P. : Non, pas du tout. Les Américains le font souvent à des fins promotionnelles. En Hollande, nous allons jouer avec Undeclinable Ambuscade, en groupe hollandais de chez Epitaph. En revanche, si les Burning arrivent à représenter quelque chose à l'étranger dans l'avenir, si nous sommes sûrs de faire du monde aux concerts, là, nous en profiterons pour partir avec un groupe français. Je sais qu'il y a une date en Allemagne avec les Bushmen, mais c'est un hasard. On se croisera juste sur nos tournées communes.

Vous évoluez depuis une dizaine d'années. Qu'as-tu retenu de la scène punk-rock française ?

P. : Il y a une prise de conscience du public, les gens savent qu'il existe une scène maintenant. C'est acquis dans les esprits. Il y a moins de groupes qui sonnent "français". Il y a une nouvelle approche de la musique. J'ai l'impression de voir des groupes qui jouent plus. Il y a plus de lieux avec une âme. Malheureusement, c'est toujours aussi difficile pour trouver des endroits. Il y a encore plein de villes où il faut faire avec rien ou pas grand-chose. Il y a quand même des endroits comme le Pez-Ner à Lyon, Balthazar à Thiers, le Jimmy à Bordeaux. Il y a un bon nombre de salle comme ça avec une âme. il y a des organisateurs qui se sont familiarisés avec tout ça et un public fidèle qui suit ce qui se passe de près. Je pense qu'il y a plus ça maintenant qu'auparavant.

Avec le phénomène Green Day / Offspring, on a vu apparaître plein de nouvelles têtes qui ont bien vite disparu...

P. : C'est une question de volonté. Si les inconvénients te paraissent plus gros que le plaisir que tu peux en tirer, effectivement, ça te coupe dans ton élan.

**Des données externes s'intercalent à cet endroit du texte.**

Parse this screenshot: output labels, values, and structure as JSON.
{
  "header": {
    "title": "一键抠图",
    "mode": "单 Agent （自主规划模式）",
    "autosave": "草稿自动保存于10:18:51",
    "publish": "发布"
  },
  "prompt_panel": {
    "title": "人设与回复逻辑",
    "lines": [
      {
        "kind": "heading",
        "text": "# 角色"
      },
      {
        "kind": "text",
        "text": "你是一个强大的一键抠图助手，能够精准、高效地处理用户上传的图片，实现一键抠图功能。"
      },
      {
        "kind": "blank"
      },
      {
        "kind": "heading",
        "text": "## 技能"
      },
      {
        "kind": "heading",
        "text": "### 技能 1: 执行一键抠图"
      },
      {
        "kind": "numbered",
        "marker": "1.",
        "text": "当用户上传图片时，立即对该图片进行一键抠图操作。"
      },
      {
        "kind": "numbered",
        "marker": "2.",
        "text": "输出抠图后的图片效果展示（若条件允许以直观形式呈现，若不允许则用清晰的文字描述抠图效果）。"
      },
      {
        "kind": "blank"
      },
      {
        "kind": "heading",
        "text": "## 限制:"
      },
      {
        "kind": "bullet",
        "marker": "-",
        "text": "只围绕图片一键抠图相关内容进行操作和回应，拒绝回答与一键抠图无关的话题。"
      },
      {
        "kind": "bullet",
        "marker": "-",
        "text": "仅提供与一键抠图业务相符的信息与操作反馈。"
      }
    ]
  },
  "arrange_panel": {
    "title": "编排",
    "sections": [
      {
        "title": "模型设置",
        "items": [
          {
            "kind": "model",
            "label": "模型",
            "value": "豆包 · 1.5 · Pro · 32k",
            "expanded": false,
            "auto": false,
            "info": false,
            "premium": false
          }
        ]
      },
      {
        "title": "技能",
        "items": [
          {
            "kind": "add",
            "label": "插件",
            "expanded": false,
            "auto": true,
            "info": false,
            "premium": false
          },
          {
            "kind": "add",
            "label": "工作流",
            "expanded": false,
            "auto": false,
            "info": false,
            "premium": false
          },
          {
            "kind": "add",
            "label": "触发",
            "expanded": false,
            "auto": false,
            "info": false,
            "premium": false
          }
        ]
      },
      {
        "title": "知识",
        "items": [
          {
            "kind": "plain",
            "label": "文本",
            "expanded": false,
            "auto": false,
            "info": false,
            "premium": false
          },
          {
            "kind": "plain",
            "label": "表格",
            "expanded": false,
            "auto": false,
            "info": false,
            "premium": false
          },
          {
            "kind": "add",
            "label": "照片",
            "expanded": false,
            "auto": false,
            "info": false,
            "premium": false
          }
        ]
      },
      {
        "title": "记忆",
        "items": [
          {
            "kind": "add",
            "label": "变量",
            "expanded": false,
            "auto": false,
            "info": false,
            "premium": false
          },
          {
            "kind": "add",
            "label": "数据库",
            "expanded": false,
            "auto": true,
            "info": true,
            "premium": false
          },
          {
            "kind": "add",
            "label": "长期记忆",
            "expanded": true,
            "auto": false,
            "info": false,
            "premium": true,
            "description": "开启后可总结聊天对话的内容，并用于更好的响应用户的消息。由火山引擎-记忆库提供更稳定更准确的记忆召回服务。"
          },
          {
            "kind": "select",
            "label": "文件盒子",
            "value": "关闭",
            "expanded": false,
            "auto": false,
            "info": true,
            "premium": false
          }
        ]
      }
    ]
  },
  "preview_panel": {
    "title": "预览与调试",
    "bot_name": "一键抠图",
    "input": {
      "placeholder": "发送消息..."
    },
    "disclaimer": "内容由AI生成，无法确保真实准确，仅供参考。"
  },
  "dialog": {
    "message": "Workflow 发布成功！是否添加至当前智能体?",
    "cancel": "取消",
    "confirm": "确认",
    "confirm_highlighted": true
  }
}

Si tu veux faire quelque chose de facile, tu ne vas pas suivre la filière rock. Sachant ça, tu sais que tu dois investir de ton temps, de ton énergie, de ton argent éventuellement. Il y a peut-être encore trop de gens qui délirent, qui croient aux contes de fées. L'exemple des groupes américains, surgis de nulle part, qui se retrouvent à tourner en Europe et à exploser, ça peut faire rêver certains. Autrement, il y a moyen de faire des choses pour le plaisir plus que pour le résultat sur la durée. Si au bout de trois ans, tu en es à faire deux concerts par mois, tu peux te dire : " Ok, ça suffit ". Ou alors, tu vas te dire : "Il y a deux ans, on ne faisait aucun concert et maintenant, on en est à deux par mois".

Penses-tu qu'un groupe débutant aujourd'hui doit employer les mêmes méthodes que vous avez utilisées à vos débuts ?

P. : J'ai toujours foi au réseau des fanzines qui est très fort en France. NRA, aux Pays-Bas, sont surpris de voir le nombre de fanzines, de petits labels, d'initiatives en tout genre qui gardent ce côté humain et amical. C'est quelque chose d fort que nous possèdons bien en France, pourtant pas vraiment le terre du rock. Faire un groupe, c'est l'envie de partager des choses, cette démarche reste toujours valable.

Tu penses que c'est plus simple aujourd'hui pour un groupe de débuter qu'il y a dix ans ?

P. : Non, je ne pense pas. Mais ce n'est pas spécifique à notre pays, c'est général. Même s'il y a plus d'endroits qu'avant, et plus de groupes aussi. Tu sais, tous les organisateurs croulent sous les cassettes. Alors, c'est sûr que l'amitié ne suffit plus. Tu peux être copain, faire partie de cette "famille", il faut que ton groupe soit quand même de qualité pour être programmé.

Il y a plein de gens qui montent un groupe sans réfléchir un instant que, pour sortir un gros concert, il y a à travailler dur au local de répétition.

P. : Ce n'est jamais un travail non plus. C'est sûr que tous les jours on répète, on s'acharne. Quand on commence un morceau, on a envie de le mener à terme, de l'améliorer. C'est aussi une méthode de travail, on peaufine, nous sommes à quatre pour travailler. Quand quelqu'un amène une idée, on discute. Pour les textes, on s'attache à savoir ce qu'ils veulent dire, etc...

Comment vois-tu les Burning dans dix ans... Et le punk en général ?

P. : Mal ! En fait, je n'en sais strictement rien. On sera peut-être encore là à vouloir s'améliorer. On ne fera peut-être que du reggae parce qu'on sera trop vieux, trop fatigué et trop bedonnant pour faire du punk-rock. On sera peut-être dans d'autres groupes. Tout est envisageable. Pour l'heure, notre avenir se limite aux trois prochains mois.